In awarding judgment in favor of the brokers the trial court found (1) that in withdrawing the property from the brokers, attempting himself to sell it, and actually selling it to the Weavers, Facchina was guilty of no intentional wrongdoing; but (2) that the brokers were the procuring cause of the sale to the Weavers. This appeal attacks the correctness of the latter finding.

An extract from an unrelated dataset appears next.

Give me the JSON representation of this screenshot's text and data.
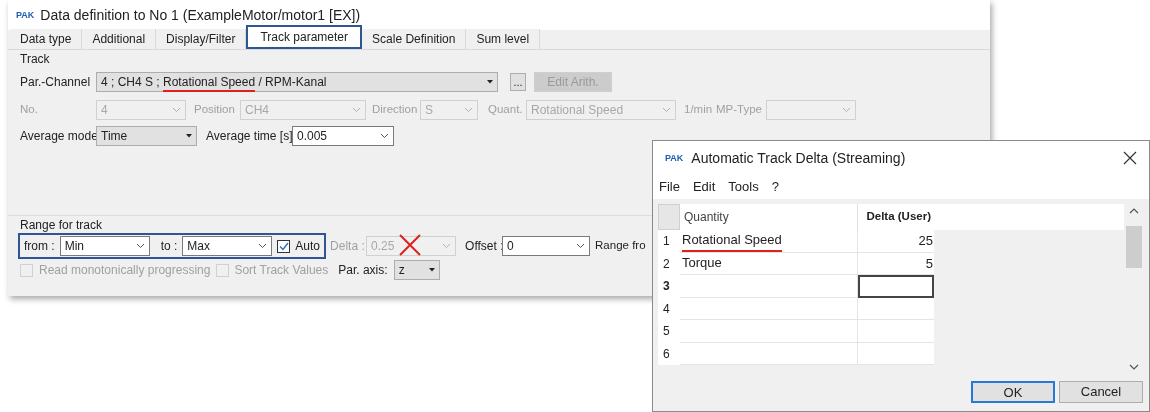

Appellant concedes that ordinarily a broker is entitled to his commission if he is the procuring cause of the sale, and that the question of procuring cause is usually one of fact, but argues that on the evidence here, practically all of which was undisputed, there was no basis in fact for the finding that the brokers were the procuring cause of the sale. Reliance is placed on Hecht Co. v. Whiteford, 78 U.S.App. D.C. 134, 135, 137 F.2d 929, 930, certiorari denied, 320 U.S. 795, 64 S. Ct. 264, 88 L. Ed. 479, but that case recognized that there are cases in which "there may be an inference of fact that a broker who has introduced an individual customer to the owner is the procuring cause of subsequent dealings between that customer and the owner since without the special service of the broker the owner might never have met the customer." Here there was more than mere introduction. The Weavers were first interested in the property by the brokers' advertisement. By showing them through the house the brokers raised that interest to a willingness to buy at a price of $35,000. Their offer was rejected, but it is evident that they did not lose interest in buying because when, a few months later, they saw that the house was still unsold they resumed negotiations with the owner and those negotiations resulted in the sale. In our opinion there was ample justification in the evidence for the finding that the efforts of the brokers were in fact the procuring cause of the sale.

It is also argued that the brokers ought not to recover because they abandoned their efforts to sell. In view of the owner's withdrawal of the listing from the brokers, they cannot be charged with abandonment.

*583 Finally, it is argued that since the trial court found that Facchina acted in good faith, he was guilty of no intentional wrongdoing and was free to sell to the Weavers without incurring an obligation to the brokers. Under the circumstances of this case, good faith was not a material issue. Through the efforts of the brokers Facchina made the sale, and lack of bad faith on his part does not relieve him from paying them for their services.